Speaker: Blair Lebert
Abstract: Iron’s alpha-epsilon transition, induced by hydrostatic compression around 13 GPa, marks the passage from the well-known bcc, ferromagnetic alpha phase, to the more elusive hcp epsilon phase, whose magnetic properties have been object of study and debate for several decades, their interest spanning from geophysics to the unconventional superconducting state arising at low temperatures. The experimental evidence provided so far has proven to be difficult to reconcile within a single picture and has left room to different theoretical interpretations, ranging from a perfect paramagnet to a long-range ordered antiferromagnetic state.

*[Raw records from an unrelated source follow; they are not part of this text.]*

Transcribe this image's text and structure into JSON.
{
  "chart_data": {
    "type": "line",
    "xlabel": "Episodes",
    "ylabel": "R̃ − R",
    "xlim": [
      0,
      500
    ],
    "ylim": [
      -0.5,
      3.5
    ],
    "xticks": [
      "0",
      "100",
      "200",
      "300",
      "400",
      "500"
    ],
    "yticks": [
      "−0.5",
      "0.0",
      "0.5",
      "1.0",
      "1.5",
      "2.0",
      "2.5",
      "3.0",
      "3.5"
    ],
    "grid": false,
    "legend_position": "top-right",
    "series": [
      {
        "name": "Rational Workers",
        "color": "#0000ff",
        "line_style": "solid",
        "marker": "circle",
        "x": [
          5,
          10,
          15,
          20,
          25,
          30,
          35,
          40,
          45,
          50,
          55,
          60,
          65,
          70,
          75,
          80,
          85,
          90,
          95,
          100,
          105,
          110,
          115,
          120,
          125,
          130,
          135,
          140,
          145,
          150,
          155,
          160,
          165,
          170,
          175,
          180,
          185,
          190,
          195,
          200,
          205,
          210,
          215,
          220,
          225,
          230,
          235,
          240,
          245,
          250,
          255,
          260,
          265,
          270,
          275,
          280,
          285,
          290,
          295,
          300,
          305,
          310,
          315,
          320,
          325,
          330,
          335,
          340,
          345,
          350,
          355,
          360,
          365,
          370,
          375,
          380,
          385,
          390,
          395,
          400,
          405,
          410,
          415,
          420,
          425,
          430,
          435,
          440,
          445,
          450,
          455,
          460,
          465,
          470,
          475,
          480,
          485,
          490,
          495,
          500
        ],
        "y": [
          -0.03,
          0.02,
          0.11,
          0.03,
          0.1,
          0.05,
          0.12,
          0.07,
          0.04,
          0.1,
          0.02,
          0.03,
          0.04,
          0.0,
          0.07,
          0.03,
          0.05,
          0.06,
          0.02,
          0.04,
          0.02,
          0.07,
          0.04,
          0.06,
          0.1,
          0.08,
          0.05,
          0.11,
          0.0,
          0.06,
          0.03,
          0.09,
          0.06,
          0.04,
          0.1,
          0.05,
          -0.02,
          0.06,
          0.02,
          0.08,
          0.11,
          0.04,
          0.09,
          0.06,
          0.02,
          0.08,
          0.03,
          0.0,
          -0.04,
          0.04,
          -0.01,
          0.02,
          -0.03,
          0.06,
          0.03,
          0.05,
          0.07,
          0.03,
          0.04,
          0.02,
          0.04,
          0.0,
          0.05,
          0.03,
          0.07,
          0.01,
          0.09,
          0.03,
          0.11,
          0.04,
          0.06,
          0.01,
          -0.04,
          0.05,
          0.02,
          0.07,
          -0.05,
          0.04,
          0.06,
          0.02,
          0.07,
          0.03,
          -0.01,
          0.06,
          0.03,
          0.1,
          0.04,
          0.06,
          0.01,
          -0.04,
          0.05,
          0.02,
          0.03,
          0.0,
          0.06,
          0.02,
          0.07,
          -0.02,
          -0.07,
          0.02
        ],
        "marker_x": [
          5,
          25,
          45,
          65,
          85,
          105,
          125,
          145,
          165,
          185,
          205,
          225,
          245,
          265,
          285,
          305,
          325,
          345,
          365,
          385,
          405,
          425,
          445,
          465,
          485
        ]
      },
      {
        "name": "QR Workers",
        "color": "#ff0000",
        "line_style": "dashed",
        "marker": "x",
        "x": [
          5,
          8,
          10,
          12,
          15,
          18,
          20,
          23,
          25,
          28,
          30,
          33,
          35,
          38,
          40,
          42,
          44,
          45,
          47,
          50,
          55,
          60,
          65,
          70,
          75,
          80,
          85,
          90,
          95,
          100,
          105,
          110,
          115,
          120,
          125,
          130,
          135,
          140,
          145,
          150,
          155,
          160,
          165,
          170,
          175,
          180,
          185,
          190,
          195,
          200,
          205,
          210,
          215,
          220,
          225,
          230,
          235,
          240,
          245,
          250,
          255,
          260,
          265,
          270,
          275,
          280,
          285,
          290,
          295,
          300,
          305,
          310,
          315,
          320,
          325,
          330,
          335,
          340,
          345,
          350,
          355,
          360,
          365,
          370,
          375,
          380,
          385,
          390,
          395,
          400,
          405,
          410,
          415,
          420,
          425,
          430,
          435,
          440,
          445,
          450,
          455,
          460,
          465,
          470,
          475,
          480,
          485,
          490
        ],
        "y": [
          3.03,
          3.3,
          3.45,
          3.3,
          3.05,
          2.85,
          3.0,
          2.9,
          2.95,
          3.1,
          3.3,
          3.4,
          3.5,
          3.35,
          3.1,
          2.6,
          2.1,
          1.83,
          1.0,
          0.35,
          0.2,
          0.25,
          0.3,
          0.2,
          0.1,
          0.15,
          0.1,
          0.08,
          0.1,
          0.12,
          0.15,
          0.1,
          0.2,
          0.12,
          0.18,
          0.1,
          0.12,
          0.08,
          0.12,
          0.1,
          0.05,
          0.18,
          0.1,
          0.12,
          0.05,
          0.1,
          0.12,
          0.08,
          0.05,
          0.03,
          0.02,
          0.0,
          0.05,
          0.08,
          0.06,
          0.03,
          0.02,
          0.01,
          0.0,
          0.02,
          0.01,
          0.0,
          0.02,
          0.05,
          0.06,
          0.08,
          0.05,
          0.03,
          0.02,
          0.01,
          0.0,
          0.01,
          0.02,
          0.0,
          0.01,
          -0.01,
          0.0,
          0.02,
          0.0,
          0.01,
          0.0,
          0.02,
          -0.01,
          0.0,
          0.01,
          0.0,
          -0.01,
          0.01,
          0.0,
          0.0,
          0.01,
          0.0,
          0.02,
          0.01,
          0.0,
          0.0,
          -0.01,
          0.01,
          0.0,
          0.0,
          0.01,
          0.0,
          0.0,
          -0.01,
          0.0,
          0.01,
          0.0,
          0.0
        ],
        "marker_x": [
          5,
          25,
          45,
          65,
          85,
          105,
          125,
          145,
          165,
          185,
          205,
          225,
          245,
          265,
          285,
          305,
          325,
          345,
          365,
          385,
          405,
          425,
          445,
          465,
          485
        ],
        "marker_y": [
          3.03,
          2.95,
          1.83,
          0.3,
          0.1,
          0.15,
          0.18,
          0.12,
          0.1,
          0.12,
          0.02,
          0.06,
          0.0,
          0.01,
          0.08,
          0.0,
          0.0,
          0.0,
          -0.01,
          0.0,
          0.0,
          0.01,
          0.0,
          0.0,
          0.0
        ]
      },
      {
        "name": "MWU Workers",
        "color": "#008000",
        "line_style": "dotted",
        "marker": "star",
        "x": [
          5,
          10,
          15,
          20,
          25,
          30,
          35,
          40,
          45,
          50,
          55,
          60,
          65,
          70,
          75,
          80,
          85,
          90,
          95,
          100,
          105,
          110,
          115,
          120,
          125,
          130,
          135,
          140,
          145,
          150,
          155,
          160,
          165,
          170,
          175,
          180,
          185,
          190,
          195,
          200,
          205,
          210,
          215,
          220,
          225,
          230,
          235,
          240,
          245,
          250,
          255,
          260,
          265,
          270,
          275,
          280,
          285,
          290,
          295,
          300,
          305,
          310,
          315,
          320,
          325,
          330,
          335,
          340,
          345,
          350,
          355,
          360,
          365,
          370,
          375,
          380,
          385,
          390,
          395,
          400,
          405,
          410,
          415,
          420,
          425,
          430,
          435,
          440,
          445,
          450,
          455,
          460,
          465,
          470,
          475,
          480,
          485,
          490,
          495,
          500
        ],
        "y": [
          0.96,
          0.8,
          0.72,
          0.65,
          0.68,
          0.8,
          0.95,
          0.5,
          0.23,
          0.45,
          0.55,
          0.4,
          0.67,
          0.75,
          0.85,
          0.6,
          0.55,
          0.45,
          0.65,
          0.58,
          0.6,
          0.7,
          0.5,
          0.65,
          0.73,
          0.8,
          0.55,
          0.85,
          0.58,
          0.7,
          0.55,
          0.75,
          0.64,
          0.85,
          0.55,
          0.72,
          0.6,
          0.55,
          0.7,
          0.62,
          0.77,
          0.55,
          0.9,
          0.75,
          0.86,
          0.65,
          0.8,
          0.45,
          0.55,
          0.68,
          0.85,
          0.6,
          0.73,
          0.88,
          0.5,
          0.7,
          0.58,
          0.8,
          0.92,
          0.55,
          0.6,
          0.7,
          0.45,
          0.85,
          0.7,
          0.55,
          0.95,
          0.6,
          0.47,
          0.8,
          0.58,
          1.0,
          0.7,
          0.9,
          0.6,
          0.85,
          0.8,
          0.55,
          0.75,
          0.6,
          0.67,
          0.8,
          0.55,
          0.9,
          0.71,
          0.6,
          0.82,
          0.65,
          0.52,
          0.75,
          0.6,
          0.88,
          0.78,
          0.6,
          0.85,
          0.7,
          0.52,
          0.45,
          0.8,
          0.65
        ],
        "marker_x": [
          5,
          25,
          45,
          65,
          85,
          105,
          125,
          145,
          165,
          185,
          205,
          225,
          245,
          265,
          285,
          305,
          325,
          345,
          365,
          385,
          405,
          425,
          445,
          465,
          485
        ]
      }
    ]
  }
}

I will discuss some new experimental results of x-ray emission spectroscopy and neutron powder diffraction, which find appreciable local magnetic moments, but no magnetic long-range order down to very low temperatures (1.8 K) in epsilon iron. I propose an interpretation based on first-principles calculations and classic Monte Carlo calculations, which reveal a ‘spin-smectic’ state lower in energy than previous results. This state forms antiferromagnetic bi-layers separated by null spin bilayers, which allows a complete relaxation of the inherent frustration of antiferromagnetism on a hexagonal close-packed lattice. The magnetic bilayers are likely orientationally disordered, owing to the soft interlayer excitations and the near-degeneracy with other smectic phases. Th e spin-smectic phase may shed some light on the aforementioned contradictions in high-pressure iron and could be integral to explaining its puzzling superconductivity.
I will speculate about the role of the spin-smectic state in epsilon iron's superconductivity and also discuss the challenges of experimentally confirming this spin-smectic state.
Speaker: Adarsh Patri
Abstract: Symmetry broken phases involving higher order multipolar degrees of freedom are historically referred to as so-called “hidden orders”, due to the formidable task of detecting them with conventional probes. In this talk, we theoretically propose a novel and powerful means to directly probe higher-order symmetry breaking: magnetostriction. To that end, we focus on the family of Pr-based cage compounds with strongly correlated f-electrons, Pr(Ti,V,Ir) 2 (Al,Zn) 20 , whose low energy degrees of freedom are composed of purely higher-order multipoles. Employing a symmetry-constructed Landau theory of multipolar moments, we provide key scaling behaviours of the magnetostriction in a range of temperature regimes. These findings provide a way to have clear access to higher order multipolar moments.
Reference: Nature Communications volume 10, Article number: 4092 (2019).